While RealMLP is implemented in PyTorch, we extend the conventional nn.Module logic. Traditionally, one writes some PyTorch code to assemble a NN model, which is a nn.Module composed of building blocks that are also nn.Module objects (Composite design pattern). The nn.Module classes initialize the parameters in the constructor and are then callable objects providing the forward() transformation. Data preprocessing is done separately via different code/classes. We use a different structure of classes that unifies preprocessing and NN layers, which is useful for vectorized NNs: The vectorized NNs can share a single non-preprocessed data set, loaded into GPU RAM, while having different preprocessing parameters (fitted on different training sets since different splits are used). Individual preprocessed data sets are never fully instantiated in GPU RAM; instead, the vectorized NN models do preprocessing on batches individually, which saves GPU RAM (we’re talking e.g. about having 50-100 NNs on the same GPU at the same time). The class structure uses three base classes:

Layer classes are similar to nn.Module, but they do not perform random initialization in the constructor. Instead, they simply take the already initialized parameters as input. There are some additional features: Layer objects of the same type can be combined into a vectorized Layer. The vectorized NN is not built directly, but first NNs are built and initialized sequentially for better reproducibility (random seed etc.) and RAM saving, and then they are vectorized after initialization using the Layer.stack() function. Additionally, Layer classes work with the DictDataset class, which usually contains ‘x_cont’ and ‘x_cat’ tensors for continuous and categorical variables. Moreover, during training, we also pass the labels ‘y’ through the Layer, which allows to implement mixup, label smoothing, and output standardization as Layer objects.
Fitter classes initialize the NN based on a single forward pass on the (subsampled) training (and possibly validation) set.
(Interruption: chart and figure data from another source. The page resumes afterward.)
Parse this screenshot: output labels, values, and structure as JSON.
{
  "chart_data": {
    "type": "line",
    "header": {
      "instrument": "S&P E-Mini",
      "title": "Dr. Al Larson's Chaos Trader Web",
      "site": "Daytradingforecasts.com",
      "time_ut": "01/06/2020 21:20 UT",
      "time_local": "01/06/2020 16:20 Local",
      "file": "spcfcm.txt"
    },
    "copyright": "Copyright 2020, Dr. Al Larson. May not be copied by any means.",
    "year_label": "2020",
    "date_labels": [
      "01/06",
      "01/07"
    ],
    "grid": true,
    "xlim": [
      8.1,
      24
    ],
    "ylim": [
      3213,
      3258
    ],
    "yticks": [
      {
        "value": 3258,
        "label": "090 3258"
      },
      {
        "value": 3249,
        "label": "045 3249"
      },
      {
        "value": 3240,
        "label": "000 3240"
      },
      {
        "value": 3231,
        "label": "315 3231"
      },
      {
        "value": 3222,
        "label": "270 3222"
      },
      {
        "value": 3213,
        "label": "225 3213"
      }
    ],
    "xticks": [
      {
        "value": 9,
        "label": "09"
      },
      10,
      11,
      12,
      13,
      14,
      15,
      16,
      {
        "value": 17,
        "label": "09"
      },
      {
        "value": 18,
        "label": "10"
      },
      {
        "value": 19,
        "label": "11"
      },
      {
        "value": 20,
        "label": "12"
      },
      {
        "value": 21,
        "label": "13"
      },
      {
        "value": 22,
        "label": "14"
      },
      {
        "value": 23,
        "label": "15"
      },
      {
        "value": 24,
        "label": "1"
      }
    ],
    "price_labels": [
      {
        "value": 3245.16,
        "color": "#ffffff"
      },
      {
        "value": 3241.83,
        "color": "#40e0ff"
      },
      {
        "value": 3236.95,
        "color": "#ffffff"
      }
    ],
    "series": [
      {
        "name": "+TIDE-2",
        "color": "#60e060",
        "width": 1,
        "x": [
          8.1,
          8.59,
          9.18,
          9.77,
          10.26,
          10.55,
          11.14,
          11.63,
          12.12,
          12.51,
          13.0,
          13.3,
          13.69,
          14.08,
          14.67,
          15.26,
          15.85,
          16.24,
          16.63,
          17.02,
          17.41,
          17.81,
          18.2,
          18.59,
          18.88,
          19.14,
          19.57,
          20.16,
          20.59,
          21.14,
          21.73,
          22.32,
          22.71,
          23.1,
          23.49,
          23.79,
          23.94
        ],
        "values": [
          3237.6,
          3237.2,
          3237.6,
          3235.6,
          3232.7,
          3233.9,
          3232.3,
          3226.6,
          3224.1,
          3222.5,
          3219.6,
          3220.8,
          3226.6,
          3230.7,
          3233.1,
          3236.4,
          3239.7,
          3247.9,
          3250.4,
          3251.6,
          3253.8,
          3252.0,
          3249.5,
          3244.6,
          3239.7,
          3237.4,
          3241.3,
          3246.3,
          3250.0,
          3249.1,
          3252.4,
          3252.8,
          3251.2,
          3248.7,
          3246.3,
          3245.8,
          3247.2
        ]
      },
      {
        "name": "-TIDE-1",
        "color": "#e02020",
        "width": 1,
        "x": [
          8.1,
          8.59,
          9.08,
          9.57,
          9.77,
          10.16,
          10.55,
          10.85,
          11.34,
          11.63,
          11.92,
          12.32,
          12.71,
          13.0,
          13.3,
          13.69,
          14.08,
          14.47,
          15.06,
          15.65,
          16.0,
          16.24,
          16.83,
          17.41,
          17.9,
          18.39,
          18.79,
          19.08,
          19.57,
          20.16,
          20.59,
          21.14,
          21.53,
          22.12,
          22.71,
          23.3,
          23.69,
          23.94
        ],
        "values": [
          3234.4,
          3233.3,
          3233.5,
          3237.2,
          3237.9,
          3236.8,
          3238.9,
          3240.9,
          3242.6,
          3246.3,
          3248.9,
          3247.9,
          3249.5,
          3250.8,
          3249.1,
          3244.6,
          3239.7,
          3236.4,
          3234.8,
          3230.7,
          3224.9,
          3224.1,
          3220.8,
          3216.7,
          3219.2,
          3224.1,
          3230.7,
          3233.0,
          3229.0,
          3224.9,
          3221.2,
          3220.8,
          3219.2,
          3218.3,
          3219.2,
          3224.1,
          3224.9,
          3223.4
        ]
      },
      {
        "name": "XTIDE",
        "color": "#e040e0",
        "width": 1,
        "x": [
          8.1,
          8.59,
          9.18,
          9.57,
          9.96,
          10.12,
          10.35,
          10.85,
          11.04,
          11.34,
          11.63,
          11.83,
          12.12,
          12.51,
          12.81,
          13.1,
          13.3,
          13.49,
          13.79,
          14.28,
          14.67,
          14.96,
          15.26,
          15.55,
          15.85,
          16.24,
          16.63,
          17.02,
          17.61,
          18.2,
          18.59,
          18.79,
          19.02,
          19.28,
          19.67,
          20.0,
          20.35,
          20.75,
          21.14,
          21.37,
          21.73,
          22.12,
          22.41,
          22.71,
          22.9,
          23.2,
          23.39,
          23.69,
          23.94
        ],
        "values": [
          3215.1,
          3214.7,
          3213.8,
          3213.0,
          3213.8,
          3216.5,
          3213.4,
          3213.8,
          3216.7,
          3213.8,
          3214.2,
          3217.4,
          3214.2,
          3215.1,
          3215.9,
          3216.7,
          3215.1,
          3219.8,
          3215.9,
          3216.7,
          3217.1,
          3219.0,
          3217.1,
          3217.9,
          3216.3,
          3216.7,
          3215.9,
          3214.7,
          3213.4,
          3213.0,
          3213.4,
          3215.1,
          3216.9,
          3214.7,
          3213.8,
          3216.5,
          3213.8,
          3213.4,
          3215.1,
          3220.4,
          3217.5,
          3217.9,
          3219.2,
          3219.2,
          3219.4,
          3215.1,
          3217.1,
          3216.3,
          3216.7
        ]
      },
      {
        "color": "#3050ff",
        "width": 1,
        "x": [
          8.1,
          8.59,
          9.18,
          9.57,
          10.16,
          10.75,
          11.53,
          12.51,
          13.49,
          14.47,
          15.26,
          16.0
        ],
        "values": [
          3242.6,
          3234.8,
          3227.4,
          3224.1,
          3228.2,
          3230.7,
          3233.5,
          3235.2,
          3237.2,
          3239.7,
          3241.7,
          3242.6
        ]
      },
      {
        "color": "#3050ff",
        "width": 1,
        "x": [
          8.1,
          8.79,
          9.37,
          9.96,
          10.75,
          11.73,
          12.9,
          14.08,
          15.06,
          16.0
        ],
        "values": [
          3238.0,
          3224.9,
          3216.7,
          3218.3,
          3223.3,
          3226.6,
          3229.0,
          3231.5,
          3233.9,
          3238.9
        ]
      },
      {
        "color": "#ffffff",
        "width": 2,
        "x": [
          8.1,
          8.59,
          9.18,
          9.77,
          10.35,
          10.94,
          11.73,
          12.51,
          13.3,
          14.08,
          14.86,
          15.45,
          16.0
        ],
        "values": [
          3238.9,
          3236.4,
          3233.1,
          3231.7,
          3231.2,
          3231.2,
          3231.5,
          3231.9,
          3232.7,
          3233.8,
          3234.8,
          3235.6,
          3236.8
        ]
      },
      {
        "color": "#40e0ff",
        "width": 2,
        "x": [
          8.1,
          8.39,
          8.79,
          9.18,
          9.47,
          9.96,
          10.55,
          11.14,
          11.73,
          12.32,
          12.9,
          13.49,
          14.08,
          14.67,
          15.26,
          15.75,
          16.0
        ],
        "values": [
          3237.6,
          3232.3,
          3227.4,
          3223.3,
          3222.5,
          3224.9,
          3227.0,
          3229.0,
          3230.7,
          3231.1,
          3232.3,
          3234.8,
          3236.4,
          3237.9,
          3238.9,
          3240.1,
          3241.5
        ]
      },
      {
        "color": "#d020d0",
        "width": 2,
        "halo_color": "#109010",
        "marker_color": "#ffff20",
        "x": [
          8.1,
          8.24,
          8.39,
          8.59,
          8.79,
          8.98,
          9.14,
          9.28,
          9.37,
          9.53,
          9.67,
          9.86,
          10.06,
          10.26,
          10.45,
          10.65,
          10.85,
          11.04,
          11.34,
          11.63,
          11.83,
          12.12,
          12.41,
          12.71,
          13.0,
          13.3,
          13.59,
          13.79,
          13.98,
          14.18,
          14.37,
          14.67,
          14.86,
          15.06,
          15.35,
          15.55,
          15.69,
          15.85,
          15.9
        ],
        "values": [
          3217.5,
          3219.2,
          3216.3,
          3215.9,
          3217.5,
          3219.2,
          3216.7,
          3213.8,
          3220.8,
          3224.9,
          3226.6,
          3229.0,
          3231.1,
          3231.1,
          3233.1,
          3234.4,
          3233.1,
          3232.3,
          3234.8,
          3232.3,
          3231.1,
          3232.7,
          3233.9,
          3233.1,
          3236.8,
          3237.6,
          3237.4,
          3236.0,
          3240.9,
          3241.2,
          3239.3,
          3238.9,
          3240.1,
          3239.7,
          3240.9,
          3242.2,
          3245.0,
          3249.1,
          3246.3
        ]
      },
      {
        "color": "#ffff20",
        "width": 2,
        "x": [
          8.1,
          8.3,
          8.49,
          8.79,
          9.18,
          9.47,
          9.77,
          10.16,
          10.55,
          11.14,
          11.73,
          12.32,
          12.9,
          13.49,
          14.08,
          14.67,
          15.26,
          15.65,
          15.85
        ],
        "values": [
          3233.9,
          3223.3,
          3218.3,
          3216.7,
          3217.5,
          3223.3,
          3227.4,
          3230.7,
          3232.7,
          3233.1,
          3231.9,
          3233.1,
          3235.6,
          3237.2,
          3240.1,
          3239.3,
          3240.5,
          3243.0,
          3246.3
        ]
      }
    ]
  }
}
This is done using the fit() or fit_transform() functions similar to scikit-learn preprocessing classes, which return a Layer object (and, in case of fit_transform(), the transformed dataset). Initialization can be random or depending on the so far transformed training set. Typically, parameters of preprocessing layers such as standardization depend on the training set, while NN parameters do not depend on the training set. However, we also use weight and bias initializations that depend on the training set, and the unification of NN and preprocessing makes this much more convenient.
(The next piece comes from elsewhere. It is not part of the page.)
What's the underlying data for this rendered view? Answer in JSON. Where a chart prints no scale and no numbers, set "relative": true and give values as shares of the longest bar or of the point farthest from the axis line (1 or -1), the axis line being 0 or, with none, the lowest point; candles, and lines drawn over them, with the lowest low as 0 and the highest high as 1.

FitterFactory (could also be called ArchitectureBuilder) classes build the NN structure based on the input and output shape and type. Specifically, FitterFactory objects can build Fitter objects given the corresponding ‘tensor_infos’ of the data set, which specifies the number of continuous variables, the number of categorical variables and the category sizes, and the same for the labels. For example, a FitterFactory can decide to use one-hot encoding for categorical variables with small category sizes, and Embedding layers for larger category sizes.

The Layer, Fitter, and FitterFactory classes are defined in model/base.py. Other subclasses are also defined in model folder. There are some more features:

We introduce a class called Variable that inherits from torch.nn.Parameter. Variable has a parameter trainable: bool, and in the case trainable==False, the Layer class will register it using register_buffer(). One might also be able to just use nn.Parameter(..., requires_grad=False) for this, though we did not check whether it has the same effect (will it be saved when using model.state_dict()?). There is also the convenience function Variable.stack() used by Layer.stack(). Moreover, Variables can have names (to assign individual hyperparameter values to them), and they can have custom hyperparameter factors (e.g. to specify that the lr should be multiplied by a certain value for this Variable).
The classes above can be given scope names, which are then prepended to variable names. For example, using scope names, the weight of the first linear layer in a NN could be called ‘net/first_layer/layer-0/weight’, where 0 is the layer index and ‘first_layer’ is redundant information that can be useful when regex matching variable names. One can assign an individual lr to this layer by using lr={'': global_lr, '.*first_layer.*weight': first_layer_weight_lr} in **kwargs to the NNAlgInterface. This works as follows: The HyperparamManager, which is available through a global context managed by the TrainContext class, stores the hyperparameter configurations obtained through **kwargs. Different classes can require getters for specific hyperparameters for specific variables. If multiple lr values are specified above, the one from the last matching regex is taken. The scope names are passed on from FitterFactory to Fitter and then to Layer and Variable by a somewhat complicated context manager system, for which I didn’t find a more elegant solution.
Fitter objects can be split up in three parts using the split_off_dynamic() and split_off_individual() functions. The static part would typically be the one-hot encoding, since it does not depend on the data and is not trainable, which means that even in a vectorized context, it can be applied once to the single shared data set since it does not depend on the train/val/test split.
Then, there is the dynamic but not individual part, which can depend on the fitting data but is not trained or randomized, and can therefore be shared by models with the same trainval-test split. Finally, there is the individual (trainable/randomized) part, which is usually the NN part.
Fitter classes should implement methods that allow to estimate the RAM usage of the parameters and a forward pass, which allows to decide how many NNs fit onto a GPU when running the benchmark.